まるでこれまでの時代の方がよかったと言わんばかり。
答えがひとつじゃないからなんだと言うのでしょうか?
答えがひとつだったら簡単に幸せになれたとでも?
ここ10日間ほど第58回宣伝会議賞のキャッチコピーを考えていて、ふと、そんな嫁姑問題並みのイライラが湧いてきました。
キャッチコピーには無限の答えがあります。
最終的に優劣がつけられグランプリが決まるワケですが、別にグランプリだけが素晴らしいワケじゃない。

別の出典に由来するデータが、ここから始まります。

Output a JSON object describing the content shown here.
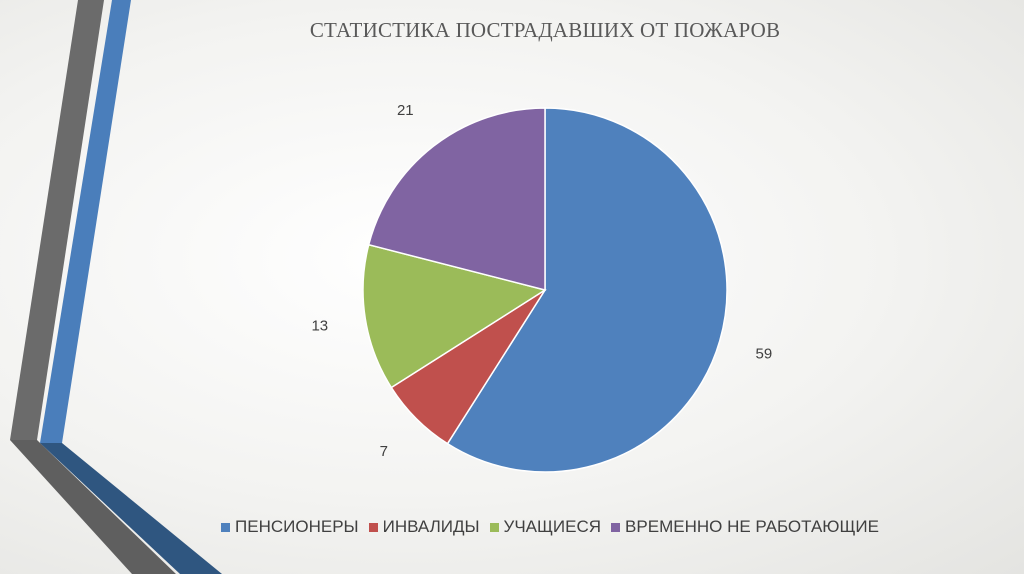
{
  "colors": {
    "pensioners": "#4f81bd",
    "disabled": "#c0504d",
    "students": "#9bbb59",
    "unemployed": "#8064a2",
    "decor_gray": "#6b6b6b",
    "decor_blue": "#4a7ebb",
    "decor_navy": "#2f5680"
  },
  "chart_data": {
    "type": "pie",
    "title": "СТАТИСТИКА ПОСТРАДАВШИХ ОТ ПОЖАРОВ",
    "categories": [
      "ПЕНСИОНЕРЫ",
      "ИНВАЛИДЫ",
      "УЧАЩИЕСЯ",
      "ВРЕМЕННО НЕ РАБОТАЮЩИЕ"
    ],
    "values": [
      59,
      7,
      13,
      21
    ],
    "colors": [
      "#4f81bd",
      "#c0504d",
      "#9bbb59",
      "#8064a2"
    ],
    "data_labels": [
      "59",
      "7",
      "13",
      "21"
    ],
    "legend_position": "bottom",
    "start_angle": "12 o'clock",
    "direction": "clockwise"
  }
}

でも自分で何百個もアイデアを書き出していて分かったことがあります。
僕の中には答えを答えたらしめる基準が確かに存在するということです。
正解が何なのかは分からないけれども、何百個ものアイデアのほとんどが正解たるに満たない(正解に相応しくない)ことは感覚で分かるんですね。

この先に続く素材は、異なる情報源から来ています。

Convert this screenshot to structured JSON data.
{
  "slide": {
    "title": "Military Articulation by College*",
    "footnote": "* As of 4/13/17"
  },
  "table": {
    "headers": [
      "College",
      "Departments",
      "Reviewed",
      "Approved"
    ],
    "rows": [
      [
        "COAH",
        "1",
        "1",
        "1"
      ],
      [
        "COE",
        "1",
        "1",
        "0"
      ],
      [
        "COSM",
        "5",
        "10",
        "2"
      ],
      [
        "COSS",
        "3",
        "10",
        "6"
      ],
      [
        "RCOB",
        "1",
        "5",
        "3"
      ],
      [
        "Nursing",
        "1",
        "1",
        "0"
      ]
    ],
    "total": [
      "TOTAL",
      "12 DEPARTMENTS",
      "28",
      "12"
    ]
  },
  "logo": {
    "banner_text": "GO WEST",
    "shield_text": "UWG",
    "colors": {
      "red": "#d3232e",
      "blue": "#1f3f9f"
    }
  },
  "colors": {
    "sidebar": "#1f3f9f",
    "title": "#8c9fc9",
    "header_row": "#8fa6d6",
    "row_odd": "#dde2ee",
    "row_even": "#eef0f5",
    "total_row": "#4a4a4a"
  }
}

それが分かるがゆえに、より正解に近いコピーを書こうと思えるし、だんだん自分のコピーが正解に近づいているのも実感できる。
こういう感覚や基準って、答えが無限にある時代には凄く重要だと思うのです。
僕らは自分が好きなものに対して何らかの基準を持っています。
あなたが映画好きだったとしたら「Aって映画も確かに面白いけどBには到底およばない」と思うことが1日56回はあるはずです。僕はないけど。
じゃあなんであなたはAよりBの方が面白いと思うんでしょうか?AにはなくてBにあるものは何なのでしょう?そもそもあなたにとって面白いってなんですか?

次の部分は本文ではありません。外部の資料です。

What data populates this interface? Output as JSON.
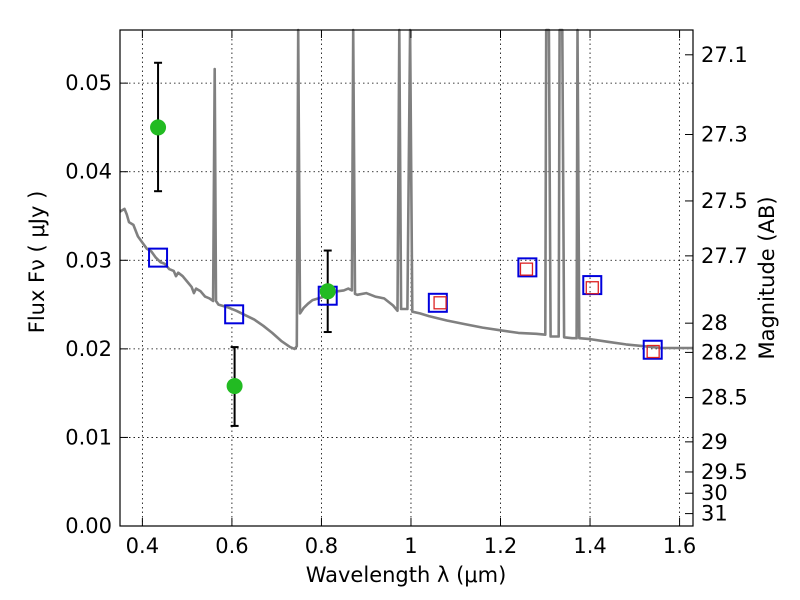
{
  "chart_data": {
    "type": "scatter",
    "xlabel": "Wavelength  λ (μm)",
    "ylabel": "Flux  Fν ( μJy )",
    "ylabel_right": "Magnitude (AB)",
    "xlim": [
      0.35,
      1.63
    ],
    "ylim": [
      0.0,
      0.056
    ],
    "grid": true,
    "x_ticks": [
      {
        "value": 0.4,
        "label": "0.4"
      },
      {
        "value": 0.6,
        "label": "0.6"
      },
      {
        "value": 0.8,
        "label": "0.8"
      },
      {
        "value": 1.0,
        "label": "1"
      },
      {
        "value": 1.2,
        "label": "1.2"
      },
      {
        "value": 1.4,
        "label": "1.4"
      },
      {
        "value": 1.6,
        "label": "1.6"
      }
    ],
    "y_ticks": [
      {
        "value": 0.0,
        "label": "0.00"
      },
      {
        "value": 0.01,
        "label": "0.01"
      },
      {
        "value": 0.02,
        "label": "0.02"
      },
      {
        "value": 0.03,
        "label": "0.03"
      },
      {
        "value": 0.04,
        "label": "0.04"
      },
      {
        "value": 0.05,
        "label": "0.05"
      }
    ],
    "right_ticks": [
      {
        "flux": 0.0532,
        "label": "27.1"
      },
      {
        "flux": 0.0442,
        "label": "27.3"
      },
      {
        "flux": 0.0367,
        "label": "27.5"
      },
      {
        "flux": 0.0305,
        "label": "27.7"
      },
      {
        "flux": 0.0229,
        "label": "28"
      },
      {
        "flux": 0.0196,
        "label": "28.2"
      },
      {
        "flux": 0.0145,
        "label": "28.5"
      },
      {
        "flux": 0.0095,
        "label": "29"
      },
      {
        "flux": 0.0061,
        "label": "29.5"
      },
      {
        "flux": 0.0037,
        "label": "30"
      },
      {
        "flux": 0.0014,
        "label": "31"
      }
    ],
    "series": [
      {
        "kind": "model_spectrum",
        "color": "#808080",
        "points": [
          [
            0.35,
            0.0355
          ],
          [
            0.36,
            0.0358
          ],
          [
            0.365,
            0.0352
          ],
          [
            0.37,
            0.0343
          ],
          [
            0.38,
            0.034
          ],
          [
            0.39,
            0.0327
          ],
          [
            0.4,
            0.032
          ],
          [
            0.41,
            0.0313
          ],
          [
            0.42,
            0.031
          ],
          [
            0.43,
            0.0303
          ],
          [
            0.44,
            0.0298
          ],
          [
            0.45,
            0.0296
          ],
          [
            0.46,
            0.029
          ],
          [
            0.47,
            0.0288
          ],
          [
            0.475,
            0.0282
          ],
          [
            0.48,
            0.0286
          ],
          [
            0.49,
            0.0282
          ],
          [
            0.5,
            0.0276
          ],
          [
            0.51,
            0.027
          ],
          [
            0.515,
            0.0263
          ],
          [
            0.52,
            0.0268
          ],
          [
            0.53,
            0.0265
          ],
          [
            0.54,
            0.0259
          ],
          [
            0.55,
            0.0257
          ],
          [
            0.558,
            0.0254
          ],
          [
            0.5615,
            0.0516
          ],
          [
            0.5645,
            0.0254
          ],
          [
            0.57,
            0.025
          ],
          [
            0.59,
            0.0247
          ],
          [
            0.61,
            0.0243
          ],
          [
            0.63,
            0.0238
          ],
          [
            0.65,
            0.0233
          ],
          [
            0.67,
            0.0226
          ],
          [
            0.69,
            0.0218
          ],
          [
            0.71,
            0.0209
          ],
          [
            0.73,
            0.0202
          ],
          [
            0.74,
            0.02
          ],
          [
            0.745,
            0.0203
          ],
          [
            0.748,
            0.056
          ],
          [
            0.752,
            0.024
          ],
          [
            0.76,
            0.0246
          ],
          [
            0.77,
            0.0251
          ],
          [
            0.78,
            0.0255
          ],
          [
            0.8,
            0.0258
          ],
          [
            0.82,
            0.0262
          ],
          [
            0.835,
            0.0265
          ],
          [
            0.85,
            0.0266
          ],
          [
            0.86,
            0.0268
          ],
          [
            0.868,
            0.0266
          ],
          [
            0.871,
            0.056
          ],
          [
            0.875,
            0.0262
          ],
          [
            0.88,
            0.0261
          ],
          [
            0.9,
            0.0263
          ],
          [
            0.92,
            0.0259
          ],
          [
            0.94,
            0.0257
          ],
          [
            0.96,
            0.0249
          ],
          [
            0.97,
            0.0243
          ],
          [
            0.974,
            0.056
          ],
          [
            0.978,
            0.0245
          ],
          [
            0.985,
            0.0245
          ],
          [
            0.992,
            0.0245
          ],
          [
            0.998,
            0.056
          ],
          [
            1.003,
            0.0242
          ],
          [
            1.02,
            0.024
          ],
          [
            1.04,
            0.0237
          ],
          [
            1.08,
            0.0232
          ],
          [
            1.12,
            0.0228
          ],
          [
            1.16,
            0.0224
          ],
          [
            1.2,
            0.0221
          ],
          [
            1.24,
            0.0218
          ],
          [
            1.28,
            0.0217
          ],
          [
            1.3,
            0.0216
          ],
          [
            1.302,
            0.056
          ],
          [
            1.308,
            0.056
          ],
          [
            1.312,
            0.0214
          ],
          [
            1.33,
            0.0214
          ],
          [
            1.332,
            0.056
          ],
          [
            1.338,
            0.056
          ],
          [
            1.342,
            0.0213
          ],
          [
            1.36,
            0.0212
          ],
          [
            1.37,
            0.0212
          ],
          [
            1.372,
            0.056
          ],
          [
            1.376,
            0.0212
          ],
          [
            1.4,
            0.0211
          ],
          [
            1.44,
            0.0208
          ],
          [
            1.48,
            0.0205
          ],
          [
            1.52,
            0.0203
          ],
          [
            1.56,
            0.0201
          ],
          [
            1.6,
            0.0201
          ],
          [
            1.63,
            0.0201
          ]
        ]
      },
      {
        "kind": "model_photometry",
        "marker": "open-square",
        "color": "#0000dd",
        "points": [
          [
            0.435,
            0.0303
          ],
          [
            0.605,
            0.0239
          ],
          [
            0.814,
            0.026
          ],
          [
            1.06,
            0.0252
          ],
          [
            1.26,
            0.0292
          ],
          [
            1.405,
            0.0272
          ],
          [
            1.54,
            0.0199
          ]
        ]
      },
      {
        "kind": "observed_detections",
        "marker": "filled-circle",
        "color": "#22bb22",
        "points": [
          {
            "x": 0.435,
            "y": 0.045,
            "ylow": 0.0378,
            "yhigh": 0.0523
          },
          {
            "x": 0.606,
            "y": 0.0158,
            "ylow": 0.0113,
            "yhigh": 0.0202
          },
          {
            "x": 0.814,
            "y": 0.0265,
            "ylow": 0.0219,
            "yhigh": 0.0311
          }
        ]
      },
      {
        "kind": "observed_ir",
        "marker": "open-square",
        "color": "#dd2222",
        "points": [
          [
            1.065,
            0.0252
          ],
          [
            1.258,
            0.029
          ],
          [
            1.405,
            0.0269
          ],
          [
            1.541,
            0.0197
          ]
        ]
      }
    ]
  }
}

僕らの中の基準って、こういう問いかけを続けることで確立していくんですね。
ここがちゃんと確立してないと、僕らが出した「面白い」という答えはその他大勢の「面白い」に埋もれてしまいます。
例えばあなたが『鬼滅の刃』を面白いと思ったとしても、なぜそう思ったのか、どこでそう思ったのか、そう思ったことで何を得たのか、どういう見方をすると面白いのか・・・といった独自の何か(あなたらしさ)がなかったら、あなたの感想をわざわざ聞く意味がないワケです。
「鬼滅の刃おもしろいよ」なんてみんな言ってるワケですから。
もちろん友達に話すだけならそんなことは気にしなくていいですが、自分の軸を作って自分らしく生きていきたいとか、共感してくれる仲間を集めたいと考えているなら、ここは外せないと思います。
つまり、僕らは答えの質を問われているのです。
自分らしく生きるとは、自分なりの答えを持って生きることだと僕は思っています。
自分なりの答えを作るのは背景です。
僕らが何かを面白いと思えるのは、そう判断(解釈)しうる基準をこれまでの経験で獲得してきたからです。
だとすれば、その背景にこそ「らしさ」のヒントがあります。
自分はどういうものに面白さを感じるのか。
そこには必ず共通する何かがある。
何年かかってもいいので絶対に見つけてください。
それが一生使える答えになるのです。